Мальчик меня нашёл. Хотя, с его работой это было не столь сложно.  Помню, говорил, что влюбился. Что я такая одна. Что только мои глаза теперь являются единственным, на что он готов смотреть вечно. Что только моя кожа так пахнет и заставляет прикасаться к себе вновь и вновь.
Знаю, можно было влюбиться в мальчика. Ничего плохого не случилось бы. Возможно, мы бы даже были счастливы. Вполне вероятно, что довольно долго. Но я не была настроена на это тогда. Мне хотелось просто быть. Свободной и лёгкой. А мальчику нужно было всё и сразу.
Вот потому милиция никогда к нам не приезжала. Они прекрасно знали, как относится он ко мне. Несмотря на прошедшее время. Довольно значительное количество времени. И не смели трогать меня, мою жизнь, моих близких.
Ремиссия продолжалась три месяца. Три месяца безумной нежности, страсти и желания. Три месяца полного обладания друг другом. Три месяца такой безграничной любви, какой не было в самом начале. И три месяца откусывания по кусочку этой самой любви. Отгрызания. Вырывания.
С этим ничего нельзя было сделать. Мы знали, что впереди пустота. Что нам осталось совсем немного времени. Но снова переехали вместе в очередную съёмную квартиру. Снова вместе начали обживать её, создавать условия для жизни вдвоём. И когда всё было готово, когда я создала уют, тепло и красоту, когда пришло время сказать последние слова друг другу, появилась она.
Грусть.
Ностальгия. Печаль. Мы снова не хотели друг друга отпускать. Теперь осталась только нежность. Мы относились к друг другу словно муж и жена, отпраздновавшие тридцатилетие совместной жизни.
Но процесс внезапного улучшения состояния отношений был завершён. Мы вплотную подошли к тому, чтобы случилось наше с ним «ничего». И оно случилось.  В виде моей новой  влюблённости. И его тупой боли и ярости.

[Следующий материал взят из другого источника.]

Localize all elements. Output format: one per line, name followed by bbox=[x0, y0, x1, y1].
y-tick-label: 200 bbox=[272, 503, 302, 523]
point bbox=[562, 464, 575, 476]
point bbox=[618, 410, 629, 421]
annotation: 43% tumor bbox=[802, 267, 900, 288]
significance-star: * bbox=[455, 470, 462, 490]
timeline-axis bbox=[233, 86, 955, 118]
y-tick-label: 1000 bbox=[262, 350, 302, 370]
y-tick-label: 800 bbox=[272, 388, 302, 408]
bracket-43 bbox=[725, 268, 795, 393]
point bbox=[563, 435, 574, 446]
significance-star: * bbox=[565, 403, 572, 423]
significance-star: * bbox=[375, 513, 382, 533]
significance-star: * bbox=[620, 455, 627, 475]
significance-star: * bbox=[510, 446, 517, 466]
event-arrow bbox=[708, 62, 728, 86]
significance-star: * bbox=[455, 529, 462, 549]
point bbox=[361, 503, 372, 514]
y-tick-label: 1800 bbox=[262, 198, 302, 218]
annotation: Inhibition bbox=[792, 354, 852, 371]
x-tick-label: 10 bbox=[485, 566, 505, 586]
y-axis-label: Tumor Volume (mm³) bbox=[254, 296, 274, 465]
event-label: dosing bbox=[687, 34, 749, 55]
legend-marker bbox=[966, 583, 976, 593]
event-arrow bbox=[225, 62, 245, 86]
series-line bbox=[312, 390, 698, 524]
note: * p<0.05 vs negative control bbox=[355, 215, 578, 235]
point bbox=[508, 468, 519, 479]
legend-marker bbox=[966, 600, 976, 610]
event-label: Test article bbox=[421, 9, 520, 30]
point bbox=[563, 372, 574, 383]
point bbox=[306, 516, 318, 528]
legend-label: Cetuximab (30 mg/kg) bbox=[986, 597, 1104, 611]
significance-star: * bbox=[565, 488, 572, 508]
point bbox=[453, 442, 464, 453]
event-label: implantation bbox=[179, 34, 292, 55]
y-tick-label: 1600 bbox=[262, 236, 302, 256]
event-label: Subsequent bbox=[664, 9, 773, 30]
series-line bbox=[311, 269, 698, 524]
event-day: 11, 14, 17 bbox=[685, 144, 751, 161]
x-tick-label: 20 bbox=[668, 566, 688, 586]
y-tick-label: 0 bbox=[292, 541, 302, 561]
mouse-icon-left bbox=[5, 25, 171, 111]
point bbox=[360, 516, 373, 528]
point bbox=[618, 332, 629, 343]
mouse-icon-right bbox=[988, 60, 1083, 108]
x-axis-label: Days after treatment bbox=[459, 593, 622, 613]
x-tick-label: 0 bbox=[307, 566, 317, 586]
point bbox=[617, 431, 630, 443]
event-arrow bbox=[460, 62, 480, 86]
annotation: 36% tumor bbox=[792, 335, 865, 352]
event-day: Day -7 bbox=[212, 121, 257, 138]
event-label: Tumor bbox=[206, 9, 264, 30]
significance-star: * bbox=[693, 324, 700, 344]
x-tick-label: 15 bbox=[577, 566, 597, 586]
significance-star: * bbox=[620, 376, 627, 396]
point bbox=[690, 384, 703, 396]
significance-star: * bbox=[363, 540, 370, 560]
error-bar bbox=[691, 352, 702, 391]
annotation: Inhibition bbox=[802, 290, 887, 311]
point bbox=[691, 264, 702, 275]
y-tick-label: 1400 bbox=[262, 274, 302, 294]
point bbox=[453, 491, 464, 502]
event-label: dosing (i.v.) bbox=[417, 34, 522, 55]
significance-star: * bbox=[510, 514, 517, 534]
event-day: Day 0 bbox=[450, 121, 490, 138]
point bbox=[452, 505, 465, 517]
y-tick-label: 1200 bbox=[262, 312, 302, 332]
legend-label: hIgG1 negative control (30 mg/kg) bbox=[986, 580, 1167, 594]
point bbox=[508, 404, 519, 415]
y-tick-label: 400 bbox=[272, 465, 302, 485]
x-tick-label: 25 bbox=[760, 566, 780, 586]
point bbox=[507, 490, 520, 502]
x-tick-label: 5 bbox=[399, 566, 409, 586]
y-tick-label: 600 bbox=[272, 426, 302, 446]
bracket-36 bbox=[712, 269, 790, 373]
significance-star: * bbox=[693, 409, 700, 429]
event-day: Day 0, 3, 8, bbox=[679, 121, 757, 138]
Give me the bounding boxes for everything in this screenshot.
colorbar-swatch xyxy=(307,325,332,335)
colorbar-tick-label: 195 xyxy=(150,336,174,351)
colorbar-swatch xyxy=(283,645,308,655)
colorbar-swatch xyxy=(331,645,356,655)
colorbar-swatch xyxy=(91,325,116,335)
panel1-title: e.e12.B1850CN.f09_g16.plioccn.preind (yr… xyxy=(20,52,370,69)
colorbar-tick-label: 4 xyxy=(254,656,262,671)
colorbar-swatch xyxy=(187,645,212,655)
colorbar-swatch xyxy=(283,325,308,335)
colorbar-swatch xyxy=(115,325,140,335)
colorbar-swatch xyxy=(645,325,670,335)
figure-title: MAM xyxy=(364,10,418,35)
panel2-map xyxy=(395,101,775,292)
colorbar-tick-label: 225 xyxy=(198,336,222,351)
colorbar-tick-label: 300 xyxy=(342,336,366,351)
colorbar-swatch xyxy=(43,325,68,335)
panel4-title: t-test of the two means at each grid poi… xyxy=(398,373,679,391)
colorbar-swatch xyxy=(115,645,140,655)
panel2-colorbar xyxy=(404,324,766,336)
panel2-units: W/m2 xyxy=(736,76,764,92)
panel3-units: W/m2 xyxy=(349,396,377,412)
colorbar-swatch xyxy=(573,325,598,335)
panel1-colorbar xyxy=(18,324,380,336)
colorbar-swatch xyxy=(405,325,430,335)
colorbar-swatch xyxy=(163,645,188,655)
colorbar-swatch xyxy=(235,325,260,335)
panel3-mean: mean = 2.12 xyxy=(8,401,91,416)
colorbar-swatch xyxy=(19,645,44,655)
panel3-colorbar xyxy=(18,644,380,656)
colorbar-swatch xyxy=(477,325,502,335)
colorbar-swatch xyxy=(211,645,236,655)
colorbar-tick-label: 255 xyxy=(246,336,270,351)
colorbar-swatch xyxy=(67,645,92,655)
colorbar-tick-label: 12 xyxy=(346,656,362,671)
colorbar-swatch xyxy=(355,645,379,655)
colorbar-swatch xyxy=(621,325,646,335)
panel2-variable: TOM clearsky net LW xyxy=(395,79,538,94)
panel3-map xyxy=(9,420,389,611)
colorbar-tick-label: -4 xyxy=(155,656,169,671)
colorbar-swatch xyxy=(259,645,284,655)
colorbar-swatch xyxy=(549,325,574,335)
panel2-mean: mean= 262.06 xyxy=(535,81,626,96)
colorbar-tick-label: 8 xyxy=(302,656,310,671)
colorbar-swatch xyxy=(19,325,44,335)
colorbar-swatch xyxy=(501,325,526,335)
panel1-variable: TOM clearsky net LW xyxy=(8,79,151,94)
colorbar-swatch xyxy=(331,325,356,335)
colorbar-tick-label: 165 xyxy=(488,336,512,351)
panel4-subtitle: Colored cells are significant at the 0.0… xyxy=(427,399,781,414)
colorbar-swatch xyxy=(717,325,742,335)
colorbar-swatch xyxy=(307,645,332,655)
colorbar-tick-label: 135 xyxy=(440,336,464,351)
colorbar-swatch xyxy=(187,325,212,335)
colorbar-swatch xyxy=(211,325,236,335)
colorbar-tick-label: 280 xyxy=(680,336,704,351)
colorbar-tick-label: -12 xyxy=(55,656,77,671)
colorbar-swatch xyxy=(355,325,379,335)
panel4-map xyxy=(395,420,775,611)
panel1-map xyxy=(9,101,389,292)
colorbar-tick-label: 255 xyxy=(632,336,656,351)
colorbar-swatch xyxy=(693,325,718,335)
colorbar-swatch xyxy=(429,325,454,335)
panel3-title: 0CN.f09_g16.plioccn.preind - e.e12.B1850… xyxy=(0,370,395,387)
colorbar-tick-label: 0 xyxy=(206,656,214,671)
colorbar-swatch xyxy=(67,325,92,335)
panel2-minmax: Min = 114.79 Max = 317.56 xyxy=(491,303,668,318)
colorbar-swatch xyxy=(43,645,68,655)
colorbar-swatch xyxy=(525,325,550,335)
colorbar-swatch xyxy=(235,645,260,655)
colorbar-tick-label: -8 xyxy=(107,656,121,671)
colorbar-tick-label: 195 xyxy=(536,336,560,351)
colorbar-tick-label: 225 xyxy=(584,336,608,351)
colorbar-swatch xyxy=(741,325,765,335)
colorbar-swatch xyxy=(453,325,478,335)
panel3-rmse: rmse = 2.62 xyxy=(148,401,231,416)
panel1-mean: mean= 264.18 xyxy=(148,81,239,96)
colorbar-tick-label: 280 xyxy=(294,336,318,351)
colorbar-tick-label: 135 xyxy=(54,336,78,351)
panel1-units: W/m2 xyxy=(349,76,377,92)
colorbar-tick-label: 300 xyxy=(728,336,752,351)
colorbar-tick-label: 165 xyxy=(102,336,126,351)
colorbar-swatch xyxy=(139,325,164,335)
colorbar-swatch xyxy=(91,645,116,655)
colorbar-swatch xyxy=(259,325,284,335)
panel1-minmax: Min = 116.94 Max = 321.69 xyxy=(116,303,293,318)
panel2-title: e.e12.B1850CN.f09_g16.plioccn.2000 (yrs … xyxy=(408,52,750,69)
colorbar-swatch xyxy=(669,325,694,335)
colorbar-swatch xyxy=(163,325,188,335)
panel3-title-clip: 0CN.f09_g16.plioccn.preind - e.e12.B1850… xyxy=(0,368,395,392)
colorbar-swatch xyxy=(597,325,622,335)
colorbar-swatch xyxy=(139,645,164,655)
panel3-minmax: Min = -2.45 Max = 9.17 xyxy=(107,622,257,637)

Как я оказалась здесь – не помню. Только знаю одно: курить на балконе в присутствии любящего и безвозвратно теряющего тебя мужчины опасно для здоровья. Последнее, что осталось в памяти, это его губы, больно впивающиеся в мои. Почти кусающие зубы. Его солёные слёзы на губах вперемешку с моей кровью. И его рука, резко схватившая меня за волосы.
Вот он – конец ремиссии. Отражающийся болью во всём теле. В каждой его клеточке.
Зато мальчик счастлив. По своему счастлив. Ведь теперь я никуда не денусь от него. От его тепла и заботы. От его любви.